The details will vary from case to case, of course.

This ensures that for those users that are recompiling code, that they 
get the new API definition, and will result in their application using 
the new ABI. But for those applications that are not being recompiled, 
and are simply linked against the library, nothing will change, because 
at the time they were compiled the function did just take one argument, 
and that is preserved.

This approach means that through the lifetime of, say, OpenLDAP 2.1.x, 
you can keep the same shared library name. When you change the API and 
ABI in ways that cannot practically be handled above, you then change to 
OpenLDAP 2.2.x, and change the shared library to libopenldap.so.2.2.

This has a distinct advantage for OS vendors and package maintainers. It 
means that for the lifetime of release 2.1, they do not have to 
recompile every application in the OS distribution that uses OpenLDAP. 
They can continue to update OpenLDAP itself, and it will continue to 
serve all the applications that were linked against it. It also means 
that for backwards compatiblity, the package maintainers only need to 
provide one version of the shared library for each major release cycle 
of OpenLDAP. Consider the alternative.

Suppose you stick with the -release mechanism. Today, the release is 
2.2.7. So anything I link against OpenLDAP will have a dependency (at 
the ELF level) on a shared library clled libldap-2.2.7.so. Lets say that 
today I aolso compile PHP, and it uses OpenLDAP. I now package both and 
release them to the world. 2 weeks later there is a new version of 
OpenLDAP, but PHP has unchanged. I would like to release just a new 
OpenLDAP. However, I can no longer do that. Well, I can, but I have to 
preserve the old libldap-2.2.7.so. So now my OpenLDAP package contains 
botht hat version and libldap-2.2.8.so. And so on and so on ... you will 
end up in the situation where OS vendors will need to ship 20 or 30 
versions of the same library, all very subtly different. The only 
alternative is to track down absolutely every package that may have used 
it, and recompile them and redistribute them. And yet you will *STILL* 
have to provide all the old versions becuase you have no idea what the 
end user has done, and which versions they have linked against. This is 
the *HUGE* problem with using -release.

> encode the version (e.g., 20207).  This was rejected as
> libtool only supports sonames as large as 999.  It is
> also questionable if all dynamic linkers support sonames
> larger than 255.
Thats a libtool limitation then, but not required. You can (and really 
should try to) keep one shared library version per OpenLDAP series. For 
example, keep libldap.so.2.1 as the soname throughout the lifetime of 
the OpenLDAP 2.1.x series, and libldap.so.2.2 through the lifetime of 
OpenLDAP 2.2.x etc. Also note that the version number that appears in a 
DT_SONAME is numeric by convention only, and the RTLD's (on all the OSes 
Ive ever worked on) pay no attention to it except as a string value. Its 
how its defined in the ELF standards. There is absolutely no 
significance to the name whatsoever - it either matches what a binary 
has in its DT_NEEDED or it doesn't. If it does, the RTLD will use it. 
But the point is moot if you use smaller, more human readable versions 
like 2.1 and 2.2 that reflect the core software the library is implementing.

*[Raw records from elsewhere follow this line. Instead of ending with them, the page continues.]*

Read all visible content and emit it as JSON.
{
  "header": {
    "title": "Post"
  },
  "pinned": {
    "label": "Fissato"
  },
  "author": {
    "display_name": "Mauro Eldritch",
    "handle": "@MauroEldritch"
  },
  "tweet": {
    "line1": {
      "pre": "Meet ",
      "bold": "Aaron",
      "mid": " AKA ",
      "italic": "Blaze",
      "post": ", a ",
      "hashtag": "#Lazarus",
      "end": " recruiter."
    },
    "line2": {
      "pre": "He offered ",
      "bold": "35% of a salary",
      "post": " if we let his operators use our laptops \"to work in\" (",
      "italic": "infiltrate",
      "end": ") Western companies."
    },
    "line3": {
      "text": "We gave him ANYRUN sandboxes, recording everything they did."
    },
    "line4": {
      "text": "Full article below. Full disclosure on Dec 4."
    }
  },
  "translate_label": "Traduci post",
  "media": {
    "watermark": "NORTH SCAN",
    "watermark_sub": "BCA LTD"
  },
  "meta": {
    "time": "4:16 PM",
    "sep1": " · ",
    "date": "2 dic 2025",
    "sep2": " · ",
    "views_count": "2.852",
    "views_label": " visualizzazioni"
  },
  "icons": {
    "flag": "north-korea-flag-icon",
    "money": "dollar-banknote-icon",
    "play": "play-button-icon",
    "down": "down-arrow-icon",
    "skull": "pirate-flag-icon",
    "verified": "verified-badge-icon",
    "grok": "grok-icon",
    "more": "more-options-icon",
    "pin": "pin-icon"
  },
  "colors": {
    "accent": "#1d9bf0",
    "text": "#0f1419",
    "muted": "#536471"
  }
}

> If you know of some other approach which meets the
> project requirements, please feel free to suggest it on
> the developers list.  However, reverting to the old broken
> way of doing things is not an option.
For the record, the old was was only broken for how it was being used, 
not intrinsically. libtool has a sophisticated (read: obtuse and 
convoluted) algorithm for determining the SONAME to use, and that is 
controlled by the arguments to -version-info. I think you were using 
that option incorrectly in the last. If you changed the ABI one of the 
three values (I forget which) should have changed too. BVut that is a 
much worse implementation than what I described above.